There are certain major life events that I just can’t recall how I shared their news with my nearest and dearest. You know – first love, first break-up, first job, getting engaged – some of these events were before the mighty powers of social media intervened in how we interact and stay in touch, and although I’m sure I called some people surely I couldn’t have called everyone individually, right?
Then there are other events, so close to heart that their news has to be timed and calculated. Shared at first with your inner circle, those you trust most, those whom you know will guard your news until you are ready to share it a little further. It’s not about the pecking order of your family and friends; it’s about keeping certain things sacred and private because they mean so, so much to you.
So, with that, I decided to hold sort of an announcement party – an informal gathering where a group of friends were invited to an easy lunch of sausage pasta, salad, pastizzi and trashy (read: soft, store-bought) garlic bread.
And of course there had to be cake, a pastel-hued cake in keeping with the “crockery” colours which was gloriously covered in fresh cream. The pastel hue from bought matcha powder and raspberry powder made by drying out fruit pieces in a low oven and grinding them up with this new toy, also from Kitchenware Direct.
I’ve never owned nor had use for a mortar and pestle – it’s simply not part of my Cantonese cooking repertoire. I suspect the last time I used one was in a high school chemistry class! This Ecology one was chosen partly because I like white kitchenware, I like how it says “grind” on the side, it didn’t look too large nor heavy, and it has a pouring spout. As a small female, I envisaged it would be a difficult task trying to lift a super heavy mortar while simultaneously extricating its contents. And despite the raspberry stains I smeared all over the cavity, it was really easy to clean with just a gentle wipe from a scourer under hot water.

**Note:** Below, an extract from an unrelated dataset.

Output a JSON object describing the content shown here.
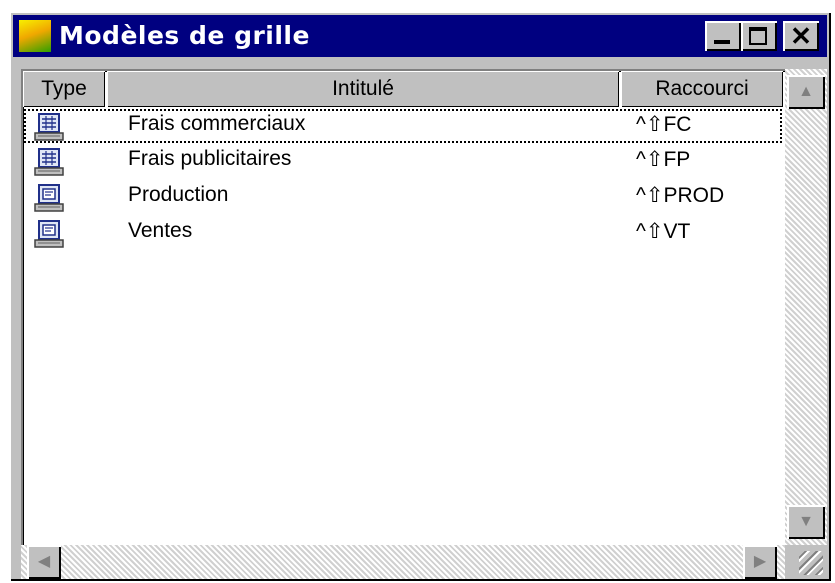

While I wasn’t entirely happy with the raspberry layers of the cake – not raspberry enough, not pink enough, plus the pips which didn’t ground down sank to the bottom – I will try making fruit powders again with a bit more research. Using fruit powders means you can add colour as well as flavour, without need for artificial colouring and without changing the wet/dry ratio of your baking mixture. Apparently citrus peel grounds down to powders really well so the possibilities are almost endless.